Que venha 2012!

Que listinha de metas que nada! No último dia do ano, não vou perder tempo com promessas para (não) cumprir em 2012! Tsc tsc tsc.

Estou é aqui matutando em como irei torrar os 170 milhões da mega-sena da virada! Uhuu!
Que venha 2012!
.....

Aprendi a escrever réveillon. RÉVEILLON.

Mila e suas conclusões lógicas

Aiii! A gaveta do criado mudo caiu bem no meu dedão!
Mila: "Não deve ter doído tanto assim, você não gritou tão alto."
Nossa, eu jamais pensaria em um método de avaliação da dor alheia tão eficaz.

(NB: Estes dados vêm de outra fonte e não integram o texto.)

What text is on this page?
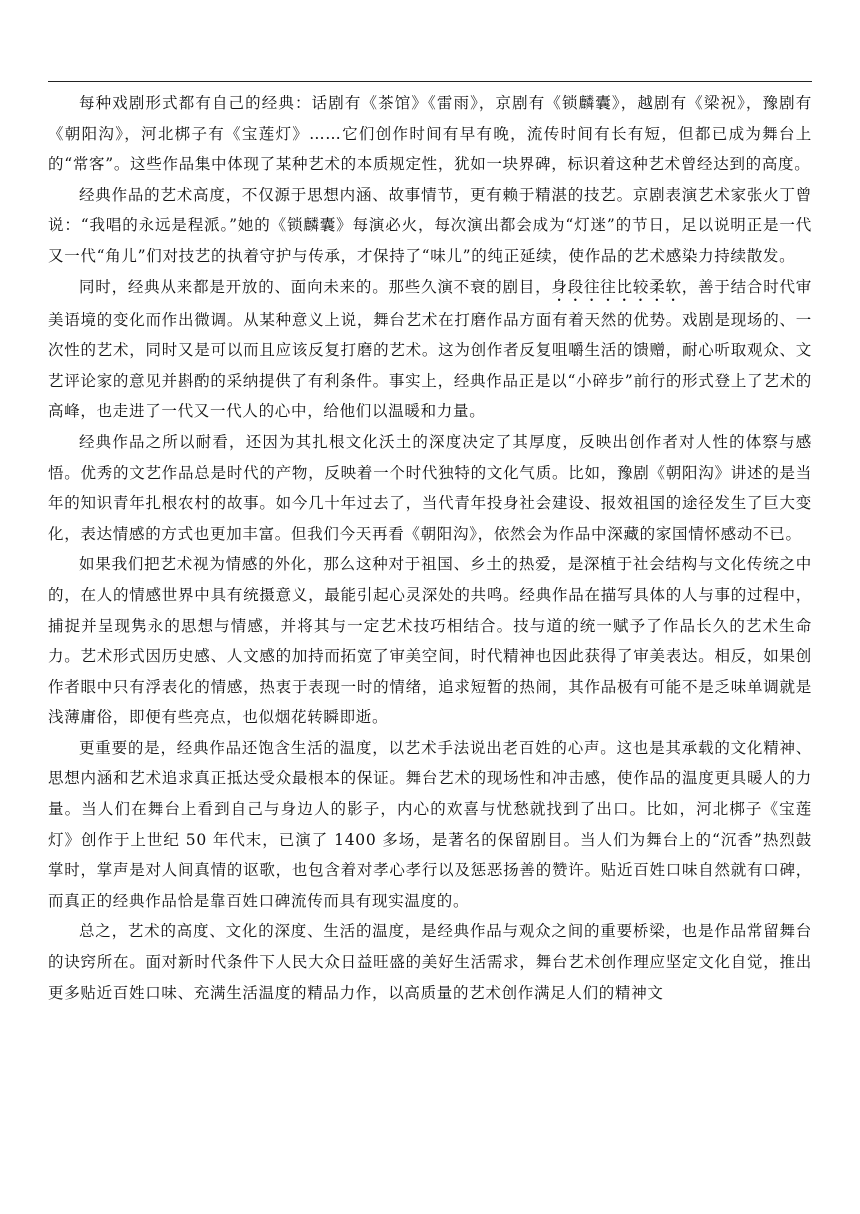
每种戏剧形式都有自己的经典：话剧有《茶馆》《雷雨》，京剧有《锁麟囊》，越剧有《梁祝》，豫剧有《朝阳沟》，河北梆子有《宝莲灯》……它们创作时间有早有晚，流传时间有长有短，但都已成为舞台上的“常客”。这些作品集中体现了某种艺术的本质规定性，犹如一块界碑，标识着这种艺术曾经达到的高度。

经典作品的艺术高度，不仅源于思想内涵、故事情节，更有赖于精湛的技艺。京剧表演艺术家张火丁曾说：“我唱的永远是程派。”她的《锁麟囊》每演必火，每次演出都会成为“灯迷”的节日，足以说明正是一代又一代“角儿”们对技艺的执着守护与传承，才保持了“味儿”的纯正延续，使作品的艺术感染力持续散发。

同时，经典从来都是开放的、面向未来的。那些久演不衰的剧目，身段往往比较柔软，善于结合时代审美语境的变化而作出微调。从某种意义上说，舞台艺术在打磨作品方面有着天然的优势。戏剧是现场的、一次性的艺术，同时又是可以而且应该反复打磨的艺术。这为创作者反复咀嚼生活的馈赠，耐心听取观众、文艺评论家的意见并斟酌的采纳提供了有利条件。事实上，经典作品正是以“小碎步”前行的形式登上了艺术的高峰，也走进了一代又一代人的心中，给他们以温暖和力量。

经典作品之所以耐看，还因为其扎根文化沃土的深度决定了其厚度，反映出创作者对人性的体察与感悟。优秀的文艺作品总是时代的产物，反映着一个时代独特的文化气质。比如，豫剧《朝阳沟》讲述的是当年的知识青年扎根农村的故事。如今几十年过去了，当代青年投身社会建设、报效祖国的途径发生了巨大变化，表达情感的方式也更加丰富。但我们今天再看《朝阳沟》，依然会为作品中深藏的家国情怀感动不已。

如果我们把艺术视为情感的外化，那么这种对于祖国、乡土的热爱，是深植于社会结构与文化传统之中的，在人的情感世界中具有统摄意义，最能引起心灵深处的共鸣。经典作品在描写具体的人与事的过程中，捕捉并呈现隽永的思想与情感，并将其与一定艺术技巧相结合。技与道的统一赋予了作品长久的艺术生命力。艺术形式因历史感、人文感的加持而拓宽了审美空间，时代精神也因此获得了审美表达。相反，如果创作者眼中只有浮表化的情感，热衷于表现一时的情绪，追求短暂的热闹，其作品极有可能不是乏味单调就是浅薄庸俗，即便有些亮点，也似烟花转瞬即逝。

更重要的是，经典作品还饱含生活的温度，以艺术手法说出老百姓的心声。这也是其承载的文化精神、思想内涵和艺术追求真正抵达受众最根本的保证。舞台艺术的现场性和冲击感，使作品的温度更具暖人的力量。当人们在舞台上看到自己与身边人的影子，内心的欢喜与忧愁就找到了出口。比如，河北梆子《宝莲灯》创作于上世纪 50 年代末，已演了 1400 多场，是著名的保留剧目。当人们为舞台上的“沉香”热烈鼓掌时，掌声是对人间真情的讴歌，也包含着对孝心孝行以及惩恶扬善的赞许。贴近百姓口味自然就有口碑，而真正的经典作品恰是靠百姓口碑流传而具有现实温度的。

总之，艺术的高度、文化的深度、生活的温度，是经典作品与观众之间的重要桥梁，也是作品常留舞台的诀窍所在。面对新时代条件下人民大众日益旺盛的美好生活需求，舞台艺术创作理应坚定文化自觉，推出更多贴近百姓口味、充满生活温度的精品力作，以高质量的艺术创作满足人们的精神文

Saindo do Gopala, aquele restaurante indiano e vegetariano da Antônio Carlos:
"Essa comida não deve ser tão saudável, cheia de óleo... Você viu? Todas as funcionárias são gordinhas! Até a dona é gordinha!"
(...)

Coisas da gemelidade 3

Tenho cabelos brancos que crescem para o mundo, como diz a amiga Rafaela. Contei três da última vez. Três fios que sempre aparecem para dizer um "oi" pelo espelho do elevador, geralmente de manhã, quando estou atrasada, saindo para o trabalho. Nem preciso comentar da alegria que sinto ao encontrá-los... (arght!) já começo o dia de mau com a vida.
Fico com medo de arrancá-los, essa é a verdade. E se aquele ditado for real? E se no lugar de cada um deles surgirem mais três? Tipo progressão geométrica mesmo. Tremo só de pensar. Melhor evitar brincar com forças obscuras. Sofro.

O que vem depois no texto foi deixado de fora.